Keywords: Customized Procedure Planning, multi-modal models, vision-language models
Abstract: Generating customized procedures for task planning in instructional videos poses a unique challenge for vision-language models. In this paper, we introduce Customized Procedure Planning in Instructional Videos, a novel task that focuses on generating a sequence of detailed action steps for task completion based on user requirements and the task's initial visual state. Existing methods often neglect customization and user directions, limiting their real-world applicability. The absence of instructional video datasets with step-level state and video-specific action plan annotations has hindered progress in this domain. To address these challenges, we introduce the Customized Procedure Planner (CPP) framework, a causal, open-vocabulary model that leverages a LlaVA-based approach to predict procedural plans based on a task's initial visual state and user directions.

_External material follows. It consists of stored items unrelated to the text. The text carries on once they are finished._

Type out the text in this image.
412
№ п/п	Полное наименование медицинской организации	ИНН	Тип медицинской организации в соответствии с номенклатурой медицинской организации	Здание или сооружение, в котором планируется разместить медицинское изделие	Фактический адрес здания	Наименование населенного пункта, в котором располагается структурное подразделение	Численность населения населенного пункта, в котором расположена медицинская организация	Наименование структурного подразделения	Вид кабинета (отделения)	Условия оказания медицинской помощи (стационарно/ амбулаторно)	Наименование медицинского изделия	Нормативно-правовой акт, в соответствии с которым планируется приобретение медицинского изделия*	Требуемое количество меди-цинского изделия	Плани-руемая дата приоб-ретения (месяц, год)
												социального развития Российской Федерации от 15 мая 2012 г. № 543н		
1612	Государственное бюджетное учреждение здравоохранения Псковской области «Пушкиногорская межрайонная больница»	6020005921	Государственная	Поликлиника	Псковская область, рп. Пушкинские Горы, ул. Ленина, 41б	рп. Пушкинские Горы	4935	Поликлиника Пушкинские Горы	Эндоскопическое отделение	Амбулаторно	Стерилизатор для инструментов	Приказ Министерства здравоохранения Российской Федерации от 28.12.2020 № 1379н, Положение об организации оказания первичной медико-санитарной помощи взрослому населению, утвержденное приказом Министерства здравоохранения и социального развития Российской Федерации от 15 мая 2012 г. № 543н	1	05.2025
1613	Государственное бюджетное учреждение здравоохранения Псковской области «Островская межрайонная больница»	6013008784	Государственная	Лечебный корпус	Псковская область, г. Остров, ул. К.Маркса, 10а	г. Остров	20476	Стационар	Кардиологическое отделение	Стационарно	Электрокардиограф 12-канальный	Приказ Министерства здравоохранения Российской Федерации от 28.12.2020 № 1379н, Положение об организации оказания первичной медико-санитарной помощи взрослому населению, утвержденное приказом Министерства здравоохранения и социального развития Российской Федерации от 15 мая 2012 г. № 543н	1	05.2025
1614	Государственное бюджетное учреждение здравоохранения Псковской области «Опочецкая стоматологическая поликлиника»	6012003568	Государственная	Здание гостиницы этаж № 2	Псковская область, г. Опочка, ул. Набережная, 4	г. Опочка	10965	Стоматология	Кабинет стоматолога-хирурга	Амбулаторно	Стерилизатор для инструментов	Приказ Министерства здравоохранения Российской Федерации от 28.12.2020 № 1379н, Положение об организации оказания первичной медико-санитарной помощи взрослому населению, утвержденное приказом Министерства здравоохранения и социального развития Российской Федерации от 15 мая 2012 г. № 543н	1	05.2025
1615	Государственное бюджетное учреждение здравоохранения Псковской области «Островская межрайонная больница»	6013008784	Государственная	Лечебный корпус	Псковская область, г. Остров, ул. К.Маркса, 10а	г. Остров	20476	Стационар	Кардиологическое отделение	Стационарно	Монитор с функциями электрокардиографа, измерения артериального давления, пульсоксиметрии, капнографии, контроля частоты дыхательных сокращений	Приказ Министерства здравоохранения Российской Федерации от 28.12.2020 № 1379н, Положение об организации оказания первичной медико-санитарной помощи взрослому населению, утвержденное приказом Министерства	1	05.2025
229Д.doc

To overcome the data limitation, we employ a weakly-supervised approach, using the strong vision-language model GEMINI and the large language model (LLM) GPT-4 to create detailed video-specific action plans from the benchmark instructional video datasets (COIN, CrossTask), producing pseudo-labels for training. Discussing the limitations of the existing procedure planning evaluation metrics in an open-vocabulary setting, we propose novel automatic LLM-based metrics with few-shot in-context learning to evaluate the customization and planning capabilities of our model, setting a strong baseline. Additionally, we implement an LLM-based objective function to enhance model training for improved customization. Extensive experiments, including human evaluations, demonstrate the effectiveness of our approach, establishing a strong baseline for future research in customized procedure planning.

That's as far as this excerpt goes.